Tumbar estatuas siempre se ha visto mal porque, como piezas historiográficas, parecieran ser indispensables en el relato de toda historia. Sin embargo, cuando se les ha derribado no ha sido por ello, sino porque los gobiernos de turno les siguen exaltando precisamente en los aspectos negativos, y les siguen exaltando casi que iconográficamente como quien adora a un santo.


En la Roma Antigua detestaban mucho a Nerón. Sin embargo, este mandó a construir una estatua de sí mismo a la que nombró “El Coloso Romano”. Esa estatua terminaría siendo un lugar de encuentros o algo así como un obligatorio cruce de caminos. Sin embargo, después de derrumbada, la gente no pudo dejar de recordarla con su nombre inaugural. Aquel recuerdo fue tan fuerte que, aun cuando Flavio decidió poner en su lugar un inmenso circo con su nombre —Amphitheatrum Flavium— para que la gente se divirtiera y olvidara a Nerón, fue imposible que así sucediera y todavía hoy, 2.021 años después de construido, le siguen llamando el Coliseo Romano, o más exactamente El Coloso de Nerón.

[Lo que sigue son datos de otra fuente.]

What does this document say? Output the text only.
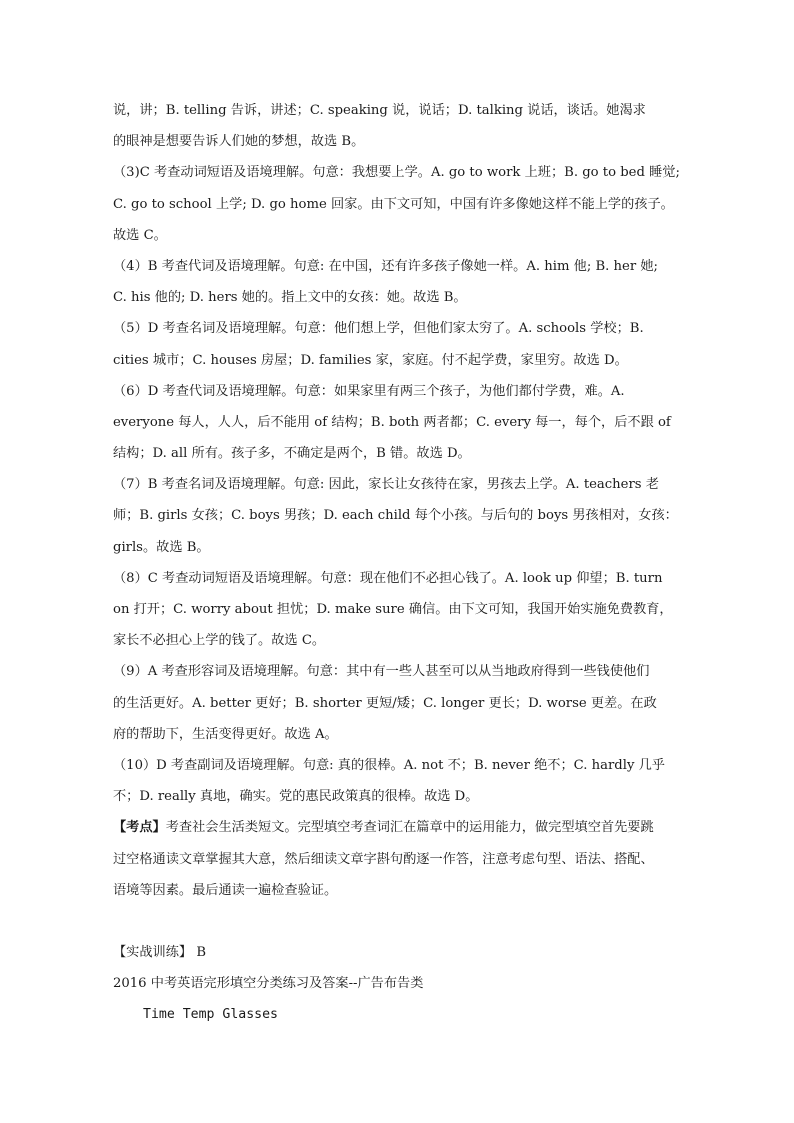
说，讲；B. telling 告诉，讲述；C. speaking 说，说话；D. talking 说话，谈话。她渴求
的眼神是想要告诉人们她的梦想，故选 B。
（3)C 考查动词短语及语境理解。句意：我想要上学。A. go to work 上班；B. go to bed 睡觉;
C. go to school 上学; D. go home 回家。由下文可知，中国有许多像她这样不能上学的孩子。
故选 C。
（4）B 考查代词及语境理解。句意: 在中国，还有许多孩子像她一样。A. him 他; B. her 她;
C. his 他的; D. hers 她的。指上文中的女孩：她。故选 B。
（5）D 考查名词及语境理解。句意：他们想上学，但他们家太穷了。A. schools 学校；B.
cities 城市；C. houses 房屋；D. families 家，家庭。付不起学费，家里穷。故选 D。
（6）D 考查代词及语境理解。句意：如果家里有两三个孩子，为他们都付学费，难。A.
everyone 每人，人人，后不能用 of 结构；B. both 两者都；C. every 每一，每个，后不跟 of
结构；D. all 所有。孩子多，不确定是两个，B 错。故选 D。
（7）B 考查名词及语境理解。句意: 因此，家长让女孩待在家，男孩去上学。A. teachers 老
师；B. girls 女孩；C. boys 男孩；D. each child 每个小孩。与后句的 boys 男孩相对，女孩：
girls。故选 B。
（8）C 考查动词短语及语境理解。句意：现在他们不必担心钱了。A. look up 仰望；B. turn
on 打开；C. worry about 担忧；D. make sure 确信。由下文可知，我国开始实施免费教育，
家长不必担心上学的钱了。故选 C。
（9）A 考查形容词及语境理解。句意：其中有一些人甚至可以从当地政府得到一些钱使他们
的生活更好。A. better 更好；B. shorter 更短/矮；C. longer 更长；D. worse 更差。在政
府的帮助下，生活变得更好。故选 A。
（10）D 考查副词及语境理解。句意: 真的很棒。A. not 不；B. never 绝不；C. hardly 几乎
不；D. really 真地，确实。党的惠民政策真的很棒。故选 D。
【考点】考查社会生活类短文。完型填空考查词汇在篇章中的运用能力，做完型填空首先要跳
过空格通读文章掌握其大意，然后细读文章字斟句酌逐一作答，注意考虑句型、语法、搭配、
语境等因素。最后通读一遍检查验证。
【实战训练】 B
2016 中考英语完形填空分类练习及答案--广告布告类
Time Temp Glasses
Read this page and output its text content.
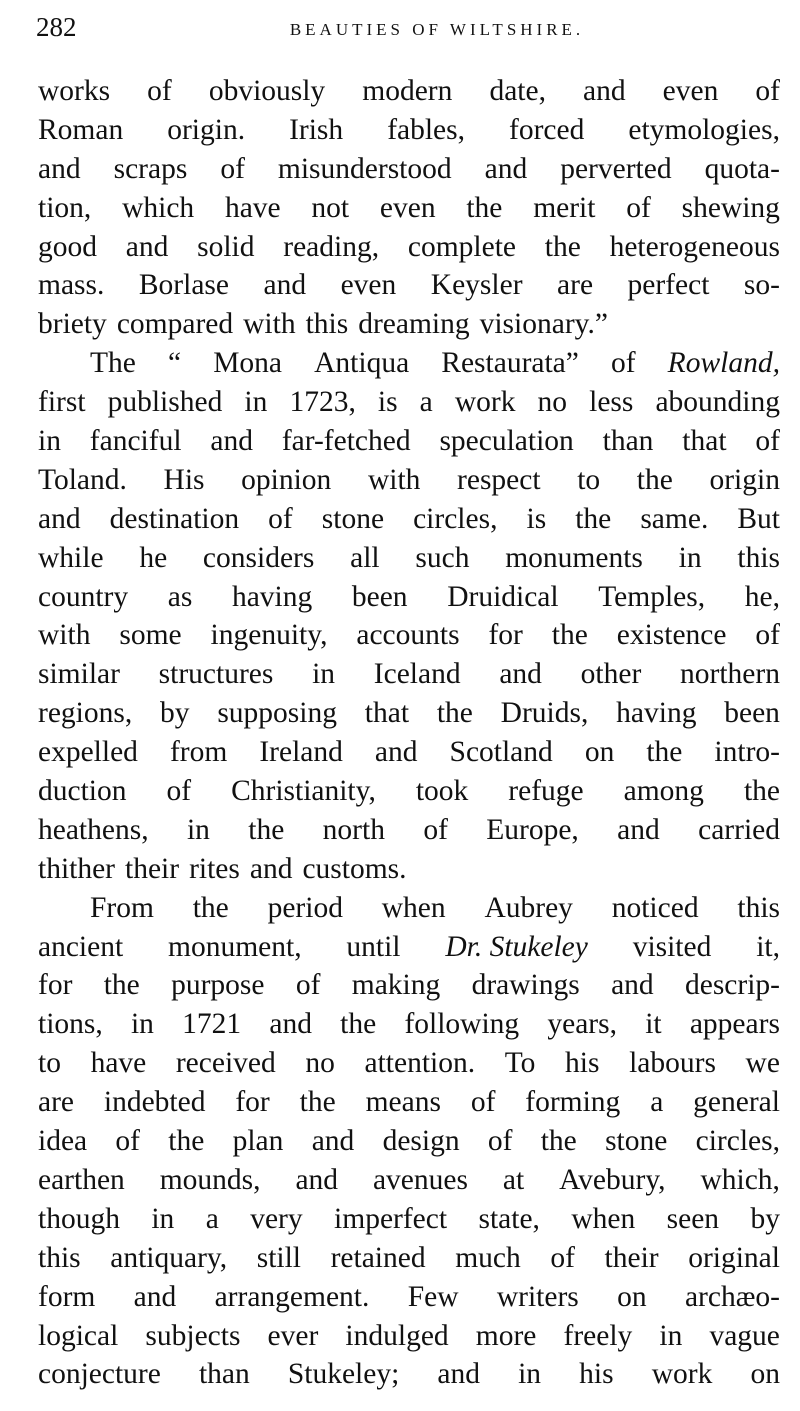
282	BEAUTIES OF WILTSHIRE.
works of obviously modern date, and even of
Roman origin. Irish fables, forced etymologies,
and scraps of misunderstood and perverted quota-
tion, which have not even the merit of shewing
good and solid reading, complete the heterogeneous
mass. Borlase and even Keysler are perfect so-
briety compared with this dreaming visionary.”
The “ Mona Antiqua Restaurata” of Rowland,
first published in 1723, is a work no less abounding
in fanciful and far-fetched speculation than that of
Toland. His opinion with respect to the origin
and destination of stone circles, is the same. But
while he considers all such monuments in this
country as having been Druidical Temples, he,
with some ingenuity, accounts for the existence of
similar structures in Iceland and other northern
regions, by supposing that the Druids, having been
expelled from Ireland and Scotland on the intro-
duction of Christianity, took refuge among the
heathens, in the north of Europe, and carried
thither their rites and customs.
From the period when Aubrey noticed this
ancient monument, until Dr. Stukeley visited it,
for the purpose of making drawings and descrip-
tions, in 1721 and the following years, it appears
to have received no attention. To his labours we
are indebted for the means of forming a general
idea of the plan and design of the stone circles,
earthen mounds, and avenues at Avebury, which,
though in a very imperfect state, when seen by
this antiquary, still retained much of their original
form and arrangement. Few writers on archæo-
logical subjects ever indulged more freely in vague
conjecture than Stukeley; and in his work on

De la misma manera, cuando los talibanes ocuparon Afganistán y obtuvieron el poder, el mundo se asombró porque durante 25 días de continuas explosiones derribaron quizás las más grandes estatuas del mundo que replicaban la imagen de Buda porque, a su juicio, contradecían al Corán. El régimen islámico talibán muy poco duró y, luego de ello, desafortunadamente, poco se ha podido hacer para restaurar los budas. Pero, ¿quién olvida que en esos gigantes espacios vacíos de los acantilados de Bamiyán, en Afganistán, hubo un día inmensas esculturas con la imagen de su venerado Buda? Absolutamente nadie.


En los Estados Unidos, Cristóbal Colón es considerado como un esclavista y genocida, y apenas el año pasado en distintos estados tumbaron varias estatuas suyas. En Chile, en La Serena, fue derribada la estatua de Francisco de Aguirre, y en su lugar erigieron una con la imagen de ‘Milanka’, un personaje femenino representativo del pueblo precolombino.


Por eso es bueno distinguir en las historias de cada monumento cuánto son de ofensivos y cuánto sirven en su condición de objetos documentales o de valor museográfico. Yo desconozco a quién se le ocurrió la idea de los museos de la barbarie, pero, sin duda, son una solución a la bizantina discusión acerca de si las estatuas que glorifican personajes –siendo miserables a ojos de muchas personas– deben conservarse o no.


En la Alemania de posguerra, por ejemplo, se acordó la construcción de espacios –denominados museos negros– para la conservación de objetos, documentos y monumentos con el firme propósito de no olvidar que tras ellos hubo violencia y maltratos contra los derechos humanos.

De tal suerte, solo habría que reducir dicho debate a si efectivamente las estatuas deben ser conservadas en los lugares de honor y memoria de nuestro patrimonio cultural o si deben ser confinadas, también debidamente, en los museos de la barbarie –los museos negros– para que no olvidemos nunca sus atrocidades y así fortalecer una cultura dada a la no repetición de los errores.